England's Wayne Rooney celebrates after scoring during their 2014 World Cup qualifying soccer match against Poland at Wembley Stadium in London Reuters

It’s not often that you hear English soccer coaches advising their players to draw their inspiration from American film stars. But Roy Hodgson knows he needs to get through to Wayne Rooney in any way possible. Since bursting on to the scene in Euro 2004, at just 18, Rooney has struggled to make much of an impression in international tournaments.

So, too, have England. They made it to the quarter-finals of both Euro 2004 and the 2006 World Cup, but then failed to qualify for Euro 2008 and had a disappointing campaign in South Africa in 2010, when they went out in the first knockout round. And England being England, they were knocked out of Euro 2012 in the quarter-finals in the most English of ways, losing to Italy on penalties.

But Rooney was suspended for the start of that last major tournament. On his return, he scored the only goal, giving his team the 1-0 win over Ukraine. He was also one of only two English players to score their penalties against Gigi Buffon.

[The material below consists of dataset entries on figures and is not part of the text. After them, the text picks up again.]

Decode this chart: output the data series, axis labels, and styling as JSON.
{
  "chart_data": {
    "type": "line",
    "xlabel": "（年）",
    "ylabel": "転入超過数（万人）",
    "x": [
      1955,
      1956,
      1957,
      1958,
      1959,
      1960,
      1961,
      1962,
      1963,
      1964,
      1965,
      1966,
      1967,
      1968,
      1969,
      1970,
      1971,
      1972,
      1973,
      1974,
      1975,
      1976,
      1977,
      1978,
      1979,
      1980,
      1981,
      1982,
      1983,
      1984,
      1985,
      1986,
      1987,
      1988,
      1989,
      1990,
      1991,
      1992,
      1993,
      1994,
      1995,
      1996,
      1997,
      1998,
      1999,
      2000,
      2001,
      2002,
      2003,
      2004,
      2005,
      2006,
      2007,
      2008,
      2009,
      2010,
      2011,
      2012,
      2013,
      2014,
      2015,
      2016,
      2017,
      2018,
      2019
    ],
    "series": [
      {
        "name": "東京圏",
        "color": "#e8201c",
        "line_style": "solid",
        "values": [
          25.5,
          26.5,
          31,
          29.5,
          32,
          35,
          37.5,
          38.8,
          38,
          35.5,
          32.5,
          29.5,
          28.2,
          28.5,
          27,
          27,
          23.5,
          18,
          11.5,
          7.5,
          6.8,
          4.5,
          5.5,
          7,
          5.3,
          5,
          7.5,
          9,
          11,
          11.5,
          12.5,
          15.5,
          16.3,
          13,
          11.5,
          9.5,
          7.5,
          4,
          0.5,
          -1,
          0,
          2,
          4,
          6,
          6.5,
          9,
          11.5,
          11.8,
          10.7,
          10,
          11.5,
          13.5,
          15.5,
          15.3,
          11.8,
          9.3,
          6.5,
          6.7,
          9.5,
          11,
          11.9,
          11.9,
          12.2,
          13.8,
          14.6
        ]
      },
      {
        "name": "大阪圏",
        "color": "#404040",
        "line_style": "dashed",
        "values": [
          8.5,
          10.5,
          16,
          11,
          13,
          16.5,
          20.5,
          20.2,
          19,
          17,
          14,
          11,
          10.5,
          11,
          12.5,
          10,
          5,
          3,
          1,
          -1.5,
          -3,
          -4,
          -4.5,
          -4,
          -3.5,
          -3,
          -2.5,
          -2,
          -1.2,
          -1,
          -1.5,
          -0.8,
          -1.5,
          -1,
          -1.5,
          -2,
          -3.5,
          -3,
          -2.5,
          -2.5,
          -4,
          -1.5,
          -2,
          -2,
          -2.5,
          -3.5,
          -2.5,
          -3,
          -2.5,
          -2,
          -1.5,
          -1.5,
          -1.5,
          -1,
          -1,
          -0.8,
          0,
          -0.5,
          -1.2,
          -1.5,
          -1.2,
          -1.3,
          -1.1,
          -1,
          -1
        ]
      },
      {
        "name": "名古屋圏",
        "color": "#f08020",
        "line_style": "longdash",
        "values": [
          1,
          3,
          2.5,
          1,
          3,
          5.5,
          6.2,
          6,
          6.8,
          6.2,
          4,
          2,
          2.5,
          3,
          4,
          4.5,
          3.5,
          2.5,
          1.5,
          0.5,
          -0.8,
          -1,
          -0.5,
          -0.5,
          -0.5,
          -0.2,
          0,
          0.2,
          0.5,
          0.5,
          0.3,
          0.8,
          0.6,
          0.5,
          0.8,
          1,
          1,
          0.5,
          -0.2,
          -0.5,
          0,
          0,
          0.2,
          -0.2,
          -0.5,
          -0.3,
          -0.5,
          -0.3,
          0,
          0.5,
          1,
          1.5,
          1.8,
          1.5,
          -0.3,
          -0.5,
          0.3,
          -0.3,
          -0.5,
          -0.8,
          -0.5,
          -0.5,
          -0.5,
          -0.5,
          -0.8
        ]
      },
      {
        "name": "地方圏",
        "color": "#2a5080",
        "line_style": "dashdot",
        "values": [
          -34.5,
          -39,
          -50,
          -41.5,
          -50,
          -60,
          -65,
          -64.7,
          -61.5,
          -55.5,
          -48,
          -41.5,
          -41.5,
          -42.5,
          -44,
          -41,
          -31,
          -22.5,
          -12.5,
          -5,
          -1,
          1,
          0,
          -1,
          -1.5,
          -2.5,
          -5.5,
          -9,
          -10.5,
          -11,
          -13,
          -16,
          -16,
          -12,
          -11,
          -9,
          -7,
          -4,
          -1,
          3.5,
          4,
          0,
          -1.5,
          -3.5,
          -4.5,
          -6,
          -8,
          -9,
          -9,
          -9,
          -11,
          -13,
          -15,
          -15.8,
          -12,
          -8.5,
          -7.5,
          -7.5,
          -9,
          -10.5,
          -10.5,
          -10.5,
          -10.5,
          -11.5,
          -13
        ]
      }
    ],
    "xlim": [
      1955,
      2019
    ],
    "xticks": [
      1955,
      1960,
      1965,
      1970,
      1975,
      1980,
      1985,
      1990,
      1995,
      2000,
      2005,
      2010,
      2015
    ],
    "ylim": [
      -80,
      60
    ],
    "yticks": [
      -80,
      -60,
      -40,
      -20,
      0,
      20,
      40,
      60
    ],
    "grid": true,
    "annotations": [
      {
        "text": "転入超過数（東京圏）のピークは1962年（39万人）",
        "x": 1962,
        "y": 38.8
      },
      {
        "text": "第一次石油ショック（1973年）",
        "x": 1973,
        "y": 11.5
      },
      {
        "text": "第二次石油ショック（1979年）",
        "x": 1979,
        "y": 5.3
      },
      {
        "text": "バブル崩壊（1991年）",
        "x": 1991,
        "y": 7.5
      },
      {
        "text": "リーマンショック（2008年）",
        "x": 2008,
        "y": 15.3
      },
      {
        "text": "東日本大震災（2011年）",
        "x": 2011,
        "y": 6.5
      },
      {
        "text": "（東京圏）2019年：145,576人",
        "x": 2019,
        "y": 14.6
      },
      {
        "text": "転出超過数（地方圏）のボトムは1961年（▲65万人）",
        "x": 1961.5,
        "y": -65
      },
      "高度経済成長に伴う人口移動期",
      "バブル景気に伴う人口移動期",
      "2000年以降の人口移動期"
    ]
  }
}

Yet at times Rooney has shown himself a tad undisciplined. He got himself suspended for the first two Euro group stage matches after he kicked out at Miodrag Džudović in England’s draw with Montenegro. He was sent off for a stomp on Ricardo Carvalho in 2006, with England going on to lose to Portugal on penalties. So is giving him advice connecting him to Michael Corleone of the Godfather movies really the best idea?

Hodgson went for it, anyway. Talking about Rooney’s need to rise to the occasion in Brazil, the England coach said:

I’m sure it must be the same for Hollywood film stars,” he added. “I’m sure you make your first film and nobody knows much about you and you get some good reviews. But one day you’re going to be Al Pacino, you’re going to be Jack Nicholson. And, suddenly, you’ve got to make a f—— good film.

Not sure if Pacino is quite the right analogy, however. It only took Al a couple of years after making his first film for Francis Ford Coppala to take notice and cast him in The Godfather. He then collected Oscar nominations, along with stellar reviews. Whereas Rooney’s been subject to much criticism after his initial foray onto the world stage, when he scored four goals at Euro 2004.

But Pacino did hit a bit of a rough patch in the early 1980s, taking on some controversial roles. Then came Scarface, just over ten years after The Godfather. The movie was huge at the box office, met with critical acclaim and even earned Pacino a Golden Globe.

So perhaps what Hodgson is saying to Rooney is: it’s time to make your Scarface, son.

Although, one presumes, without the mountain of cocaine and the assault rifle.